Sunday, February 10, 2008

Biofuels a greenhouse threat?

I’ve read a few reports about problems with biofuels over the last month in the British press, now the New York Times is getting onboard with this report that biofuels could actually be harming the environment.

The logic is pretty simple. As we’re told its now possible to grow your fuel (I’ve heard this line in a couple of TV commercials), the problem is to get the land to grow crops for fuel, rainforests and grasslands are being ploughed under. Cropland absorbs less greenhouse gas than forested land does, so already we’re behind. More fossil fuel then has to be used to convert crops into energy and more still to transport the biofuel. In other words a lot of greenhouse gases are made to produce something that’s suppose to be reducing them.

You may have also noticed food prices going up – another unintended consequence of the biofuel movement. In the US corn prices have gone up sharply, despite there being bumper harvests of corn in the Midwest. The reason? Much of the corn crop is now being used to make ethanol, leaving less for food.

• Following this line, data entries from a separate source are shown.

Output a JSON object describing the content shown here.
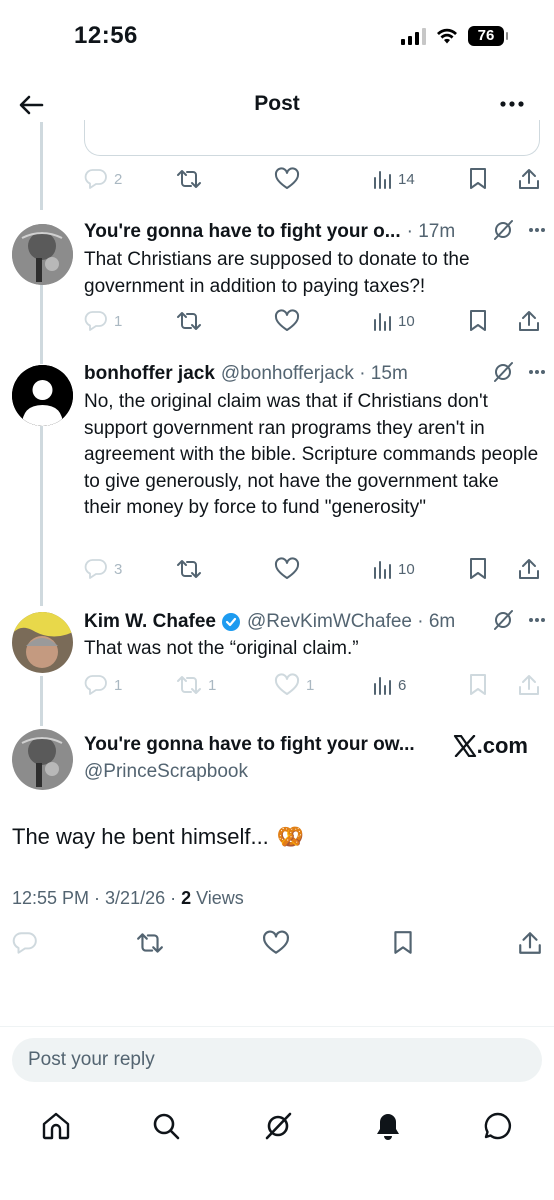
{
  "status_bar": {
    "time": "12:56",
    "battery": "76"
  },
  "header": {
    "title": "Post"
  },
  "thread": [
    {
      "stats": {
        "replies": "2",
        "views": "14"
      }
    },
    {
      "name": "You're gonna have to fight your o...",
      "meta": "· 17m",
      "text": "That Christians are supposed to donate to the government in addition to paying taxes?!",
      "stats": {
        "replies": "1",
        "views": "10"
      }
    },
    {
      "name": "bonhoffer jack",
      "meta": "@bonhofferjack · 15m",
      "text": "No, the original claim was that if Christians don't support government ran programs they aren't in agreement with the bible. Scripture commands people to give generously, not have the government take their money by force to fund \"generosity\"",
      "stats": {
        "replies": "3",
        "views": "10"
      }
    },
    {
      "name": "Kim W. Chafee",
      "meta": "@RevKimWChafee · 6m",
      "text": "That was not the “original claim.”",
      "stats": {
        "replies": "1",
        "reposts": "1",
        "likes": "1",
        "views": "6"
      }
    }
  ],
  "main_post": {
    "name": "You're gonna have to fight your ow...",
    "handle": "@PrinceScrapbook",
    "source": ".com",
    "text": "The way he bent himself...",
    "emoji": "🥨",
    "time": "12:55 PM · 3/21/26 · ",
    "views_count": "2",
    "views_label": " Views"
  },
  "reply": {
    "placeholder": "Post your reply"
  },
  "colors": {
    "text": "#0f1419",
    "secondary": "#536471",
    "border": "#cfd9de",
    "verified": "#1d9bf0"
  }
}
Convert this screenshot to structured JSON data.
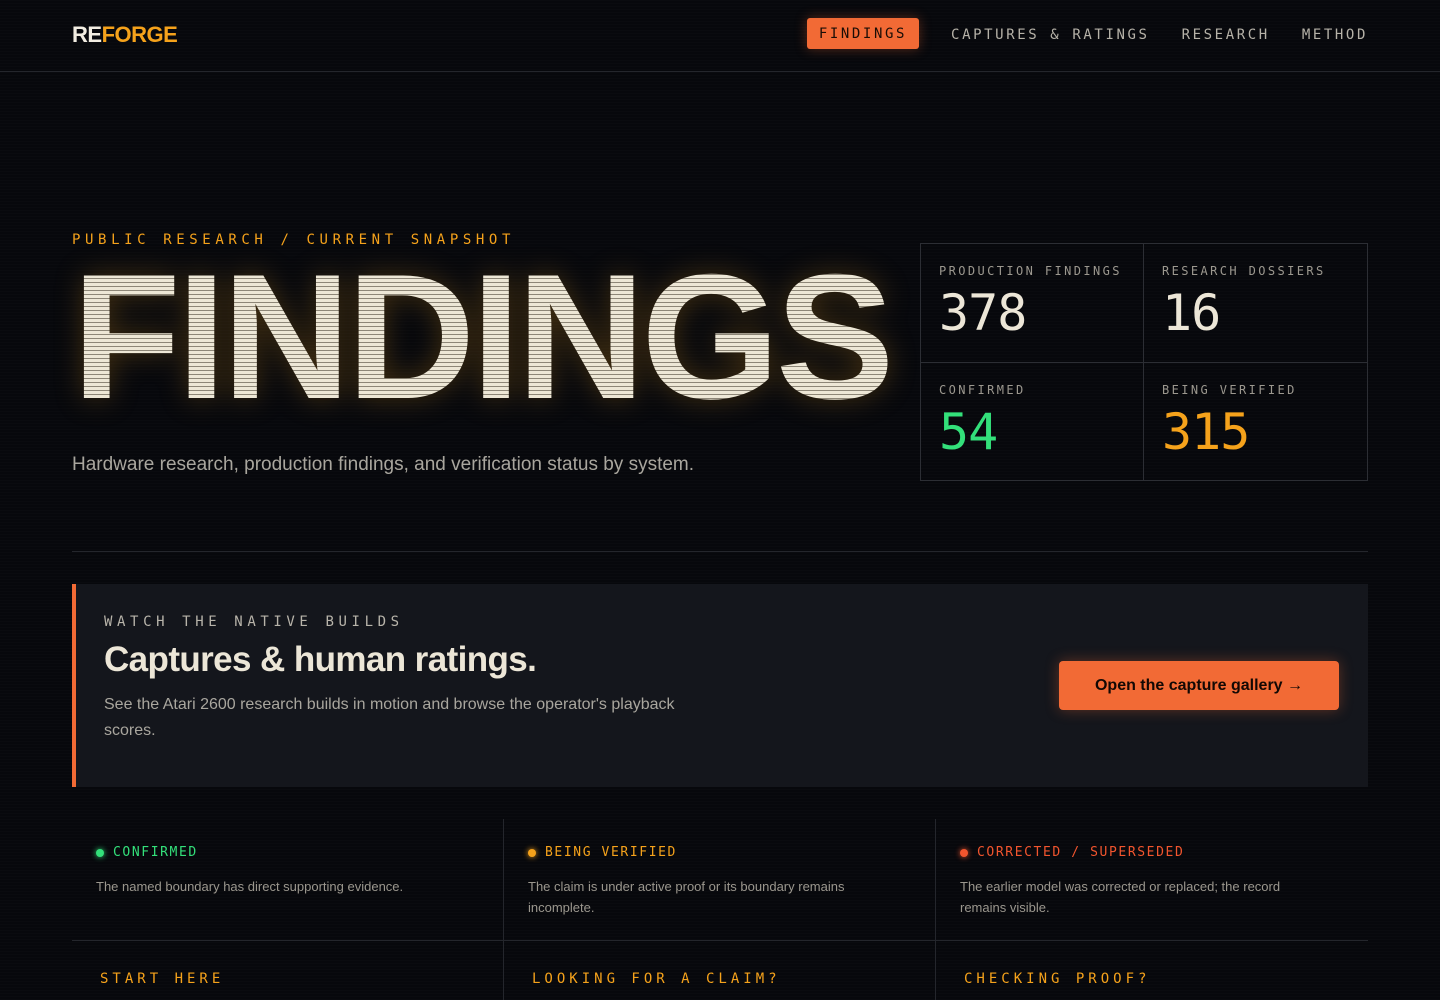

This isn’t to condemn the concept of biofuels. The idea of using a renewable resource for energy is a pretty good one. But clearing naturally carbon-absorbing forests to plant crops for fuel isn’t. Nor is using food crops for fuel. Its better to promote bio-diesel – diesel fuel refined from used cooking oil, where you are turning what’s now a waste product into something useful. Or research into cellulose-based ethanol, where what’s now considered plant waste (like leaves or wood chips) is processed into fuel. Cellulose-based ethanol needs more research to become commercially viable, but it’s money better spent than refining edible corn so you can put it into your gas tank.